М. Ф. Лазаренко был безукоризненно честный человек. Это был в букваль­ном смысле этого слова рыцарь «без страха и упрека». Приехавши в 1874 году инспектором прогимназии в Глухов, М. Ф. Лазаренко остался здесь до конца дней своих. Он сжился с Глуховом и гимназиею, творцом которой собственно он был. Глуховская гимназия была воплощением духа М. Ф. Лазаренка. Из Глухова он не перешел в другое место не потому, что не мог этого сделать, М. Ф. Лаза­ренко мог получить себе место директора в киевском округе и в самом Киеве. Он был на прекрасном счету у начальства, и к М. Ф. Лазаренку переводились учителя «на исправление». Позднее, когда, женившись на вдове Матусевич, род­ственнице Терещенок, М. Ф. Лазаренко получил и большую протекцию в лице Николы Артемовича Терещенка, получение лучшего места, чем Глухов, сделалось еще более легким. Тем не менее М. Ф. Лазаренко не погнался за карьерой. Карь­еризм был ему совершенно чужд. Он оставался все время в Глухове, у того люби­мого дела, которому отдал все свои силы и педагогический разум.
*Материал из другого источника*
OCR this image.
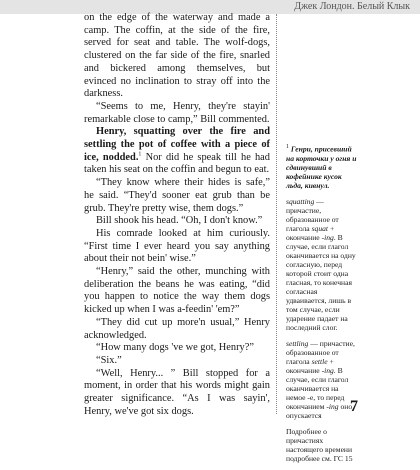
Джек Лондон. Белый Клык

on the edge of the waterway and made a camp. The coffin, at the side of the fire, served for seat and table. The wolf-dogs, clustered on the far side of the fire, snarled and bickered among themselves, but evinced no inclination to stray off into the darkness.

“Seems to me, Henry, they're stayin' remarkable close to camp,” Bill commented.

Henry, squatting over the fire and settling the pot of coffee with a piece of ice, nodded.$^1$ Nor did he speak till he had taken his seat on the coffin and begun to eat.

“They know where their hides is safe,” he said. “They'd sooner eat grub than be grub. They're pretty wise, them dogs.”

Bill shook his head. “Oh, I don't know.”

His comrade looked at him curiously. “First time I ever heard you say anything about their not bein' wise.”

“Henry,” said the other, munching with deliberation the beans he was eating, “did you happen to notice the way them dogs kicked up when I was a-feedin' 'em?”

“They did cut up more'n usual,” Henry acknowledged.

“How many dogs 've we got, Henry?”

“Six.”

“Well, Henry... ” Bill stopped for a moment, in order that his words might gain greater significance. “As I was sayin', Henry, we've got six dogs.

$^1$ Генри, присевший на корточки у огня и сдвинувший в кофейнике кусок льда, кивнул.

squatting — причастие, образованное от глагола squat + окончание -ing. В случае, если глагол оканчивается на одну согласную, перед которой стоит одна гласная, то конечная согласная удваивается, лишь в том случае, если ударение падает на последний слог.

settling — причастие, образованное от глагола settle + окончание -ing. В случае, если глагол оканчивается на немое -e, то перед окончанием -ing оно опускается

Подробнее о причастиях настоящего времени подробнее см. ГС 15

7
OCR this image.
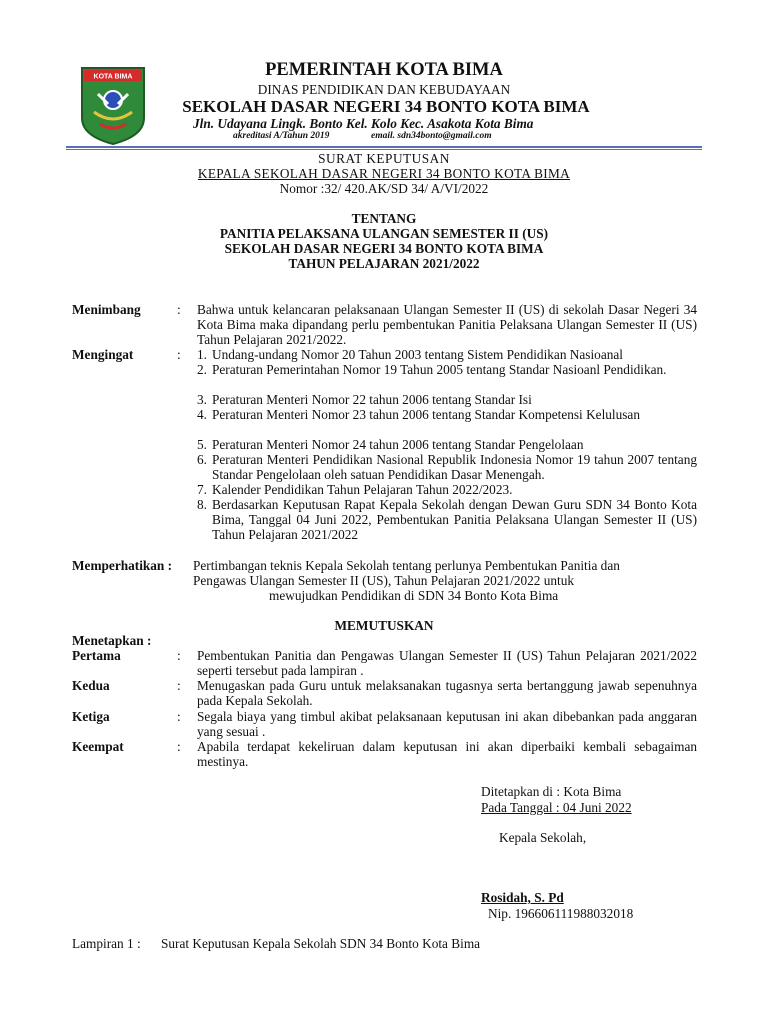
KOTA BIMA	PEMERINTAH KOTA BIMA
DINAS PENDIDIKAN DAN KEBUDAYAAN
SEKOLAH DASAR NEGERI 34 BONTO KOTA BIMA
Jln. Udayana Lingk. Bonto Kel. Kolo Kec. Asakota Kota Bima
akreditasi A/Tahun 2019	email. sdn34bonto@gmail.com
SURAT KEPUTUSAN
KEPALA SEKOLAH DASAR NEGERI 34 BONTO KOTA BIMA
Nomor :32/ 420.AK/SD 34/ A/VI/2022
TENTANG
PANITIA PELAKSANA ULANGAN SEMESTER II (US)
SEKOLAH DASAR NEGERI 34 BONTO KOTA BIMA
TAHUN PELAJARAN 2021/2022
Menimbang	: Bahwa untuk kelancaran pelaksanaan Ulangan Semester II (US) di sekolah Dasar Negeri 34 Kota Bima maka dipandang perlu pembentukan Panitia Pelaksana Ulangan Semester II (US) Tahun Pelajaran 2021/2022.
Mengingat	: 1. Undang-undang Nomor 20 Tahun 2003 tentang Sistem Pendidikan Nasioanal
2. Peraturan Pemerintahan Nomor 19 Tahun 2005 tentang Standar Nasioanl Pendidikan.
3. Peraturan Menteri Nomor 22 tahun 2006 tentang Standar Isi
4. Peraturan Menteri Nomor 23 tahun 2006 tentang Standar Kompetensi Kelulusan
5. Peraturan Menteri Nomor 24 tahun 2006 tentang Standar Pengelolaan
6. Peraturan Menteri Pendidikan Nasional Republik Indonesia Nomor 19 tahun 2007 tentang Standar Pengelolaan oleh satuan Pendidikan Dasar Menengah.
7. Kalender Pendidikan Tahun Pelajaran Tahun 2022/2023.
8. Berdasarkan Keputusan Rapat Kepala Sekolah dengan Dewan Guru SDN 34 Bonto Kota Bima, Tanggal 04 Juni 2022, Pembentukan Panitia Pelaksana Ulangan Semester II (US) Tahun Pelajaran 2021/2022
Memperhatikan : Pertimbangan teknis Kepala Sekolah tentang perlunya Pembentukan Panitia dan
Pengawas Ulangan Semester II (US), Tahun Pelajaran 2021/2022 untuk
mewujudkan Pendidikan di SDN 34 Bonto Kota Bima
MEMUTUSKAN
Menetapkan :
Pertama	: Pembentukan Panitia dan Pengawas Ulangan Semester II (US) Tahun Pelajaran 2021/2022 seperti tersebut pada lampiran .
Kedua	: Menugaskan pada Guru untuk melaksanakan tugasnya serta bertanggung jawab sepenuhnya pada Kepala Sekolah.
Ketiga	: Segala biaya yang timbul akibat pelaksanaan keputusan ini akan dibebankan pada anggaran yang sesuai .
Keempat	: Apabila terdapat kekeliruan dalam keputusan ini akan diperbaiki kembali sebagaiman mestinya.
Ditetapkan di : Kota Bima
Pada Tanggal : 04 Juni 2022
Kepala Sekolah,
Rosidah, S. Pd
Nip. 196606111988032018
Lampiran 1 : Surat Keputusan Kepala Sekolah SDN 34 Bonto Kota Bima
По натуре своей М. Ф. Лазаренко был большой формалист-чиновник. Это создавало тяжелую атмосферу и для учителей и для учеников. В служебное вре­мя учителя всегда чувствовали над собою тяжелую руку и зоркий глаз директо­ра. Пропуск учителем уроков в глуховской гимназии был редкость, опаздывание также. В Глухове, как во всяком маленьком городке, вся жизнь обывателей всем известна, и директор требовал, чтобы жизнь учителей была безупречной, как об­разец для учеников. В мое время, например, не было среди учителей пьяниц или картежников, как это водилось в других гимназиях и в Глухове до М Ф Лазаренка. Учителя вовремя являлись на уроки, и должны были вести его старатель­но, так как всегда могли ожидать посещения директора. М. Ф. Лазаренко весь свой день проводил в гимназии, отлучаясь только по делам в земство или в женскую прогимназию, председателем педагогического совета которой он состоял.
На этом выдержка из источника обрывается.